ニッケイ新聞 2009年6月10日付け
伯イスラエル商工会議所のジャイメ・ブライ会頭は八日、イスラエルとメルコスルが二十二カ月にわたる八回の連絡会議を経て自由貿易協定を締結するに至り、イスラエルは南米への足場を得たので、積極的かつ革新的な交流強化を図ると表明したことを九日付けフォーリャ紙が報じた。
メルコスルは、イスラエル向けに牛肉を主に農産物を輸出。イスラエルは、メルコスルに農薬やソフトウエア、最先端技術などを供給する。
自由貿易協定は、十年計画でメルコスル輸出品の九五%を、イスラエル輸出品の九七%をゼロ関税にする。
殊に金融危機は、世界各国に補完関係の緊密化を促進させたと同会頭が述べた。メルコスルとイスラエル双方は、産業の基礎となる必需品を有し、通商と技術で補完関係にあるという。
メルコスル加盟国に農業技術やバイテク、ナノテク、IT、通信などで、イスラエルと関係強化を図ることを勧める。特にイスラエルは、ダイアモンド以外の新素材開発が進んでおり、輸出品の五〇%を占める。

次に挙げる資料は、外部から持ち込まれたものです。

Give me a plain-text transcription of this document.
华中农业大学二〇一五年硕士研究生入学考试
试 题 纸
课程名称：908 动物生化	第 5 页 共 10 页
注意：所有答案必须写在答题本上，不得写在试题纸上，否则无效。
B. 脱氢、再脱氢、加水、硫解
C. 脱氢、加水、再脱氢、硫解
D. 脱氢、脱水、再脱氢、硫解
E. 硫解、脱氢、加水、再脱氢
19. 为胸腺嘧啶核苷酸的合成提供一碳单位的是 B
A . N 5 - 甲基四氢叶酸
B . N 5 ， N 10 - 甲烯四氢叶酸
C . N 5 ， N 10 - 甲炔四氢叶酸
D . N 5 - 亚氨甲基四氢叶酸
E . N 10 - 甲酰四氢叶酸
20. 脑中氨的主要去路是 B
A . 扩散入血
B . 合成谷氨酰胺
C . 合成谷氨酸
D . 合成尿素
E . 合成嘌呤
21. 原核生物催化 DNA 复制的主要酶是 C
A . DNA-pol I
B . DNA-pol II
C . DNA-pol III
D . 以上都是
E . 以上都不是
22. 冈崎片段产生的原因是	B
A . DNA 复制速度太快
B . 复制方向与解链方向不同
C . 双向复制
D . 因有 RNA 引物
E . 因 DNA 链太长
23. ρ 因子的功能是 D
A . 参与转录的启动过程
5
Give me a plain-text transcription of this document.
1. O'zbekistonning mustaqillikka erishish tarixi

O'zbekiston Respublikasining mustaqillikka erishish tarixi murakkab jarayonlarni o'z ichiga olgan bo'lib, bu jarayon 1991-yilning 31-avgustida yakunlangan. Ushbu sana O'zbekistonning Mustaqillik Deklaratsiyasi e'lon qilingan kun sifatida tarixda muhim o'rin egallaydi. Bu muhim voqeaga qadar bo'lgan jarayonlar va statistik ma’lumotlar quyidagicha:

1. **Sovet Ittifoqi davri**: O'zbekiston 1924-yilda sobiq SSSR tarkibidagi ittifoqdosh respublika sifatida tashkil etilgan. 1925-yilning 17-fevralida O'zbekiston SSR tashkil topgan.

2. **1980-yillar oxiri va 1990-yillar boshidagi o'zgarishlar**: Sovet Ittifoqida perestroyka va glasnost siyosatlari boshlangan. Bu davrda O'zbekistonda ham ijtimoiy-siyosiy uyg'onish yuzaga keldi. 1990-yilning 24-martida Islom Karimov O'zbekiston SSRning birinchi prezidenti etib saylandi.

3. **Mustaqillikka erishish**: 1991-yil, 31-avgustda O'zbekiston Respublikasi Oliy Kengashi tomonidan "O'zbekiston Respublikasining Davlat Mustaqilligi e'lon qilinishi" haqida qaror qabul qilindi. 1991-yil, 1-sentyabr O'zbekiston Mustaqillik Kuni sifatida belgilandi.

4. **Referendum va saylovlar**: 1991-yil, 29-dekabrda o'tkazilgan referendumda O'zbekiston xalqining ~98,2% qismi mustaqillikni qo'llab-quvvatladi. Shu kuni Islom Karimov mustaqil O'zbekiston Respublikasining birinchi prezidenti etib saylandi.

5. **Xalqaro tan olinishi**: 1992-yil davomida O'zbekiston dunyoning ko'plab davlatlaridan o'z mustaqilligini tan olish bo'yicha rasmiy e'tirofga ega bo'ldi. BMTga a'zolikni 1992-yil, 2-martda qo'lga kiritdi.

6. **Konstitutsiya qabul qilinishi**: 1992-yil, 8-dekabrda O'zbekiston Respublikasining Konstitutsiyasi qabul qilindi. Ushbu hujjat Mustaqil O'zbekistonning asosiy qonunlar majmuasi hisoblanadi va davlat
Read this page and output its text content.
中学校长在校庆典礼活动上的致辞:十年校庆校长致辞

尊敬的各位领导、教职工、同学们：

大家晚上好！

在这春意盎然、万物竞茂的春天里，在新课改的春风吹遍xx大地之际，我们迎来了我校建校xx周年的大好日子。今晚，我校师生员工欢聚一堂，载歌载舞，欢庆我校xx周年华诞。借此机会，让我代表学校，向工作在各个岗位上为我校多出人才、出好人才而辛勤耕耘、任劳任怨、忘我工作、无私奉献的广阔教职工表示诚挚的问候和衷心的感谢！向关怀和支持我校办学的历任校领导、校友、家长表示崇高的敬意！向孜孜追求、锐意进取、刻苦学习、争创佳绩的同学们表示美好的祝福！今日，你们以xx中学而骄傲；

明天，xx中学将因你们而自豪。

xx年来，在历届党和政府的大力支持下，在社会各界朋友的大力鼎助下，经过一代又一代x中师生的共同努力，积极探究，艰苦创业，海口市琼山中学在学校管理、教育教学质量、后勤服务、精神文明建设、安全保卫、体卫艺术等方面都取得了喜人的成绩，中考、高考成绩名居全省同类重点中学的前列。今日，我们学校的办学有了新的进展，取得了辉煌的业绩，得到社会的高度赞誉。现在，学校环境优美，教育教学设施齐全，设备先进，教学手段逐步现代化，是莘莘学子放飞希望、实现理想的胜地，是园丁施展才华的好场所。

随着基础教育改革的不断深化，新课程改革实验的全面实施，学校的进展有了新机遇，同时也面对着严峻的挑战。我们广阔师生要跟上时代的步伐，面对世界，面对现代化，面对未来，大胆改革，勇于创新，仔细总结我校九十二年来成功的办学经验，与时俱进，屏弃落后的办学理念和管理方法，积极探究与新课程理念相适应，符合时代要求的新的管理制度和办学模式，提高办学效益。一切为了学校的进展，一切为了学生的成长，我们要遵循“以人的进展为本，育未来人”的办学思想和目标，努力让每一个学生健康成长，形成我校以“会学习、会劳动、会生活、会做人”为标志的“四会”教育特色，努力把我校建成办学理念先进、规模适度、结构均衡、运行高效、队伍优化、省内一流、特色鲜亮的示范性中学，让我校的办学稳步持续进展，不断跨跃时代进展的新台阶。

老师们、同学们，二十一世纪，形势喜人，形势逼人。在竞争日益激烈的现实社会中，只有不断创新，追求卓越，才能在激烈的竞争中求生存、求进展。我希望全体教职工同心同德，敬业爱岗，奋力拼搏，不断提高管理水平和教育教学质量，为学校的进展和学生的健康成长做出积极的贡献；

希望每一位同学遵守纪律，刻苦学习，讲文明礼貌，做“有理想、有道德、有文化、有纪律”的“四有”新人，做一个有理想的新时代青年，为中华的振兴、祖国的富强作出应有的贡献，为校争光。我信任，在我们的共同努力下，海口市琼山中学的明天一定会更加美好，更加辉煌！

イスラエルは肥料や電子部品、医療機器など広範囲の輸出品目を持つ。一方、ブラジルは、コモディティ立国。メルコスル輸出の八〇%はブラジル産品で占め、メルコスルの牽引車になる。
カサビサンパウロ市長は、イスラエルで開催された第四回国際水会議に出席。飲料水の重要性を認識。水質が三十年後、人類の健康に影響を及ぼすことに同市長も同意した。飲料水技術でイスラエルは、ブラジルに提供できるものがあるという。
ブラジルとの貿易額は現在、二十億ドルに留まっている。イスラエルは五百億ドルを輸入する用意があり、対メルコスルでは二千四百億ドルに伸ばすことも可能。
ブラジル議会はいま、従来の通商領域から卓見した経済領域への進出を検討中だ。これまでのメルコスルという枠を取り払い、イスラエルのような外交と文化を超えた領域へ、大きく広がることが予想される。
それは、政治においても同じ。国連が一九四八年、イスラエル建国を宣言したときの国連総会議長は、ブラジル人のオズワルド・アラーニャ氏であった。ブラジルはこれからも、偉大な政治家を輩出する国だと同会頭が述懐した。